Color Through The Lenses
- arcrchk
- Mar 30, 2023
- 2 min read
By: Charlotte Shum
Red. Yellow. Green. Blue.
The colors burst through the fragile lenses as I observe the world. A simple paradigm shifts inside my mind and you could say, my eyes are reborn.
It’s blinding, new, and unexpected. The colors are not what I thought they would be. I feel the need to put down these glasses and return to my comfortable black and white world. I don’t, of course, but my fingers linger on the tip of the frame for a moment.
This new world is I... I don’t know. A bunch of emotions swell up inside me. It feels like that time I drank an entire bottle of fizzy coke in one go.
I take a deep breath and regather my thoughts and feelings. I’m a bit irritated, sad, but also happy.
Growing up, I never knew I was color blind until I was actually told I had color vision deficiency. I only ever felt something was off; that little feeling of annoyance when the others said my painting looked weird, and when I needed to read labels to ensure my drawing seemed right to them.
When they told me, I felt bitter. Knowing I couldn’t see what they could see hurt me, a lot. But now, I am happy. Everything seems strange, but in a good way, I suppose.
Behind me, my parents stand waiting for my reaction. While I try not to give them the satisfaction of that, the corner of my mouth quirks upwards into a tight-lipped smile as my eyes fill up with tears.

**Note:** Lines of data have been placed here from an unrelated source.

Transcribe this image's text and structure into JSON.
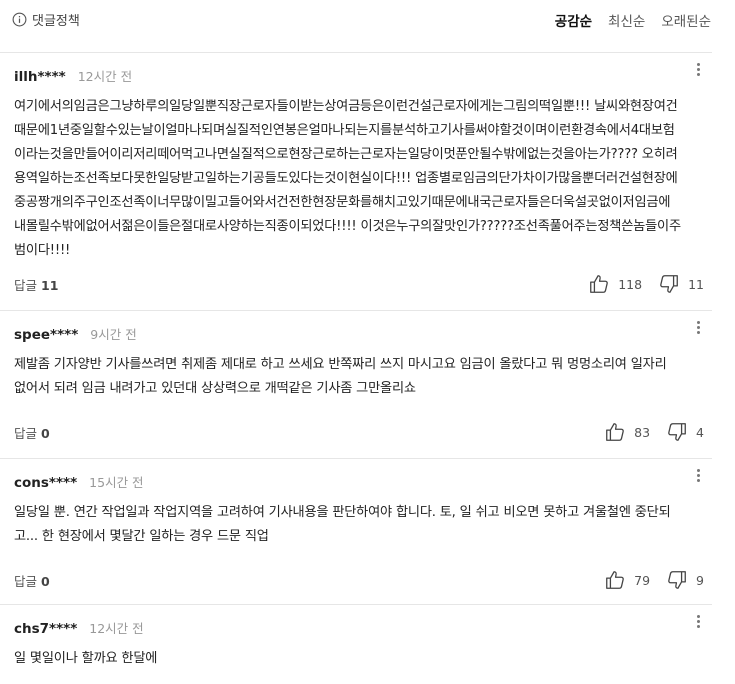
{
  "policy_label": "댓글정책",
  "sort": [
    "공감순",
    "최신순",
    "오래된순"
  ],
  "reply_label": "답글",
  "comments": [
    {
      "author": "illh****",
      "time": "12시간 전",
      "text": "여기에서의임금은그냥하루의일당일뿐직장근로자들이받는상여금등은이런건설근로자에게는그림의떡일뿐!!! 날씨와현장여건때문에1년중일할수있는날이얼마나되며실질적인연봉은얼마나되는지를분석하고기사를써야할것이며이런환경속에서4대보험이라는것을만들어이리저리떼어먹고나면실질적으로현장근로하는근로자는일당이멋푼안될수밖에없는것을아는가???? 오히려용역일하는조선족보다못한일당받고일하는기공들도있다는것이현실이다!!! 업종별로임금의단가차이가많을뿐더러건설현장에중공짱개의주구인조선족이너무많이밀고들어와서건전한현장문화를해치고있기때문에내국근로자들은더욱설곳없이저임금에내몰릴수밖에없어서젊은이들은절대로사양하는직종이되었다!!!! 이것은누구의잘맛인가?????조선족풀어주는정책쓴놈들이주범이다!!!!",
      "replies": "11",
      "likes": "118",
      "dislikes": "11"
    },
    {
      "author": "spee****",
      "time": "9시간 전",
      "text": "제발좀 기자양반 기사를쓰려면 취제좀 제대로 하고 쓰세요 반쪽짜리 쓰지 마시고요 임금이 올랐다고 뭐 멍멍소리여 일자리 없어서 되려 임금 내려가고 있던대 상상력으로 개떡같은 기사좀 그만올리쇼",
      "replies": "0",
      "likes": "83",
      "dislikes": "4"
    },
    {
      "author": "cons****",
      "time": "15시간 전",
      "text": "일당일 뿐. 연간 작업일과 작업지역을 고려하여 기사내용을 판단하여야 합니다. 토, 일 쉬고 비오면 못하고 겨울철엔 중단되고... 한 현장에서 몇달간 일하는 경우 드문 직업",
      "replies": "0",
      "likes": "79",
      "dislikes": "9"
    },
    {
      "author": "chs7****",
      "time": "12시간 전",
      "text": "일 몇일이나 할까요 한달에",
      "replies": "",
      "likes": "",
      "dislikes": ""
    }
  ]
}
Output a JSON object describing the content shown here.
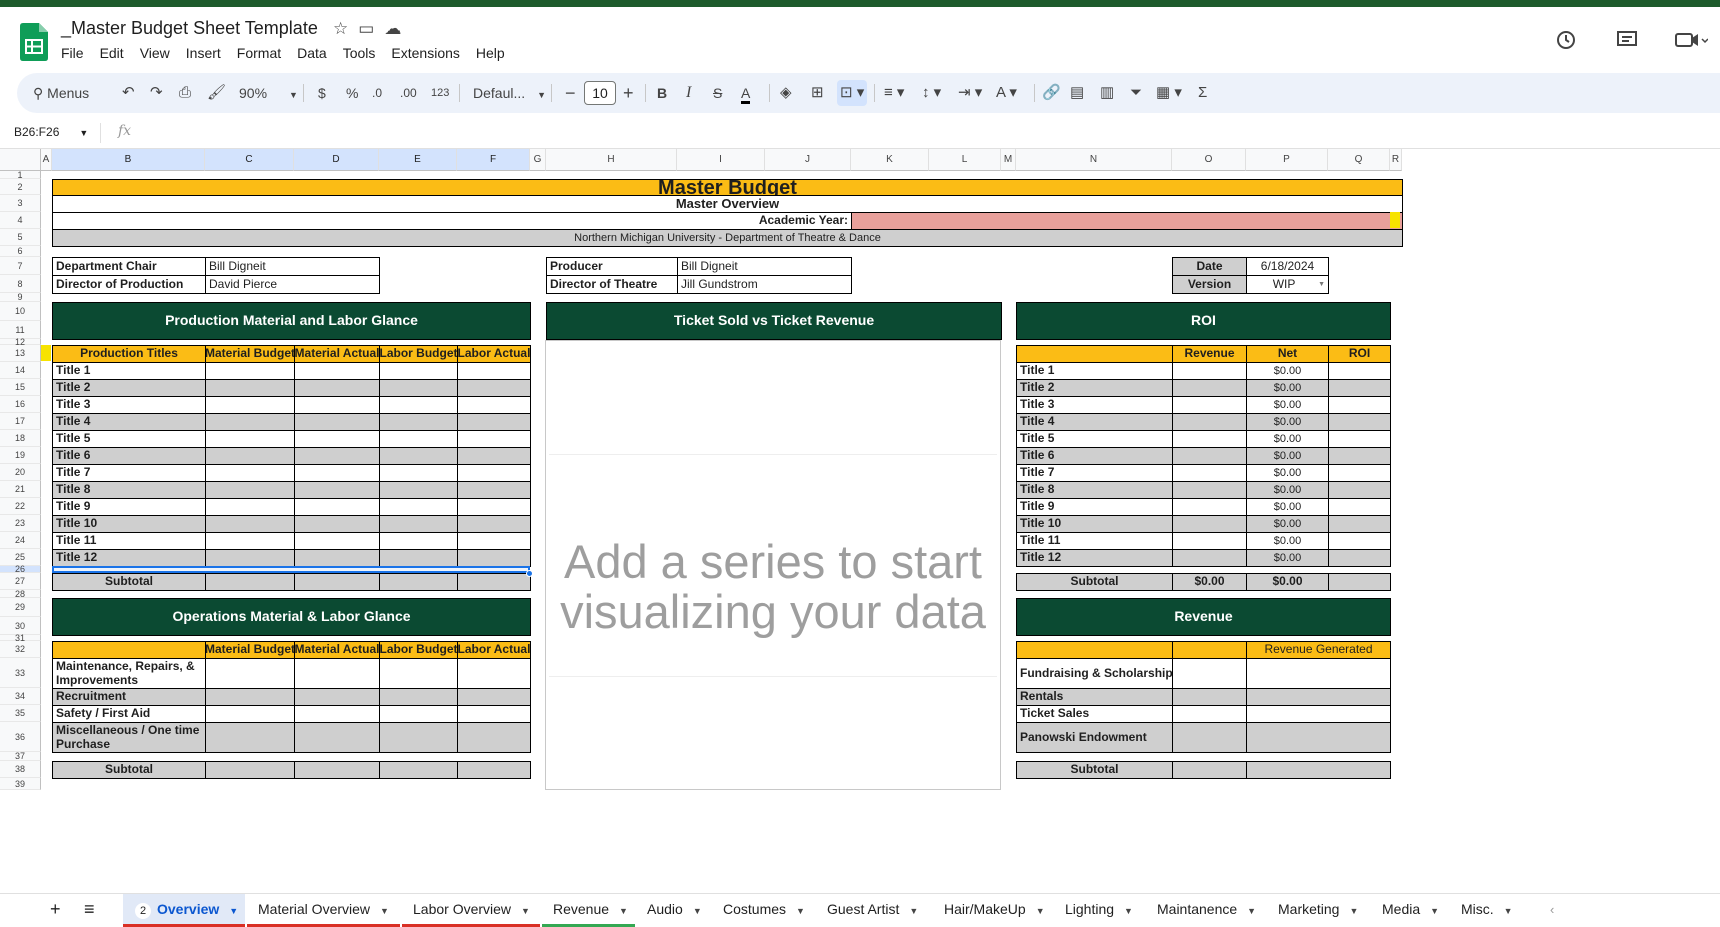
{
  "app": {
    "doc_title": "_Master Budget Sheet Template",
    "menu": [
      "File",
      "Edit",
      "View",
      "Insert",
      "Format",
      "Data",
      "Tools",
      "Extensions",
      "Help"
    ]
  },
  "toolbar": {
    "menus": "Menus",
    "zoom": "90%",
    "currency": "$",
    "percent": "%",
    "dec_decrease": ".0",
    "dec_increase": ".00",
    "number_format": "123",
    "font": "Defaul...",
    "font_size": "10",
    "minus": "−",
    "plus": "+",
    "sigma": "Σ"
  },
  "formula_bar": {
    "name_box": "B26:F26",
    "fx": "fx"
  },
  "columns": [
    "A",
    "B",
    "C",
    "D",
    "E",
    "F",
    "G",
    "H",
    "I",
    "J",
    "K",
    "L",
    "M",
    "N",
    "O",
    "P",
    "Q",
    "R"
  ],
  "rows": [
    "1",
    "2",
    "3",
    "4",
    "5",
    "6",
    "7",
    "8",
    "9",
    "10",
    "11",
    "12",
    "13",
    "14",
    "15",
    "16",
    "17",
    "18",
    "19",
    "20",
    "21",
    "22",
    "23",
    "24",
    "25",
    "26",
    "27",
    "28",
    "29",
    "30",
    "31",
    "32",
    "33",
    "34",
    "35",
    "36",
    "37",
    "38",
    "39"
  ],
  "sheet": {
    "title": "Master Budget",
    "overview": "Master Overview",
    "academic_year_label": "Academic Year:",
    "university": "Northern Michigan University - Department of Theatre & Dance",
    "dept_chair_label": "Department Chair",
    "dept_chair": "Bill Digneit",
    "dir_production_label": "Director of Production",
    "dir_production": "David Pierce",
    "producer_label": "Producer",
    "producer": "Bill Digneit",
    "dir_theatre_label": "Director of Theatre",
    "dir_theatre": "Jill Gundstrom",
    "date_label": "Date",
    "date": "6/18/2024",
    "version_label": "Version",
    "version": "WIP",
    "prod_glance": "Production Material and Labor Glance",
    "chart_header": "Ticket Sold vs Ticket Revenue",
    "roi_header": "ROI",
    "prod_headers": [
      "Production Titles",
      "Material Budget",
      "Material Actual",
      "Labor Budget",
      "Labor Actual"
    ],
    "titles": [
      "Title 1",
      "Title 2",
      "Title 3",
      "Title 4",
      "Title 5",
      "Title 6",
      "Title 7",
      "Title 8",
      "Title 9",
      "Title 10",
      "Title 11",
      "Title 12"
    ],
    "roi_headers": [
      "Revenue",
      "Net",
      "ROI"
    ],
    "net_values": [
      "$0.00",
      "$0.00",
      "$0.00",
      "$0.00",
      "$0.00",
      "$0.00",
      "$0.00",
      "$0.00",
      "$0.00",
      "$0.00",
      "$0.00",
      "$0.00"
    ],
    "subtotal": "Subtotal",
    "roi_subtotal_revenue": "$0.00",
    "roi_subtotal_net": "$0.00",
    "ops_glance": "Operations Material & Labor Glance",
    "ops_headers": [
      "Material Budget",
      "Material Actual",
      "Labor Budget",
      "Labor Actual"
    ],
    "ops_rows": [
      "Maintenance, Repairs, & Improvements",
      "Recruitment",
      "Safety / First Aid",
      "Miscellaneous / One time Purchase"
    ],
    "revenue_header": "Revenue",
    "revenue_generated": "Revenue Generated",
    "revenue_rows": [
      "Fundraising & Scholarships",
      "Rentals",
      "Ticket Sales",
      "Panowski Endowment"
    ],
    "chart_placeholder": "Add a series to start visualizing your data"
  },
  "sheet_tabs": {
    "overview_badge": "2",
    "tabs": [
      "Overview",
      "Material Overview",
      "Labor Overview",
      "Revenue",
      "Audio",
      "Costumes",
      "Guest Artist",
      "Hair/MakeUp",
      "Lighting",
      "Maintanence",
      "Marketing",
      "Media",
      "Misc."
    ]
  },
  "colors": {
    "header_gold": "#fbbc15",
    "header_green": "#0b4a32",
    "academic_year_fill": "#e8a09b",
    "row_gray": "#cfcfcf"
  }
}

Still, my mom comes to hug me. I can feel a lump in my throat. It’s getting harder keeping it in now.
Tilting my head upwards, the sun feels different; it’s unbearable and glary as always. But the sea of color that wraps around it makes it seem... warm.
Nearby, a series of birds and clouds move over to conceal the sun’s fiery gaze.
The clouds still appear the same, but also different in every other way. The sunlight shines straight through them, creating an array of colors that look like the flowers lying metres away from my feet. And amidst said clouds soared a murder of crows; a spotlight shining on those dark but not dull creatures.
It’s wonderful. The colors make everything brighter, from an insignificant petal to the endless sky.
I cry. The tears spill down my cheeks as my Dad pats my back. Maybe this remarkable world really is worth the wait.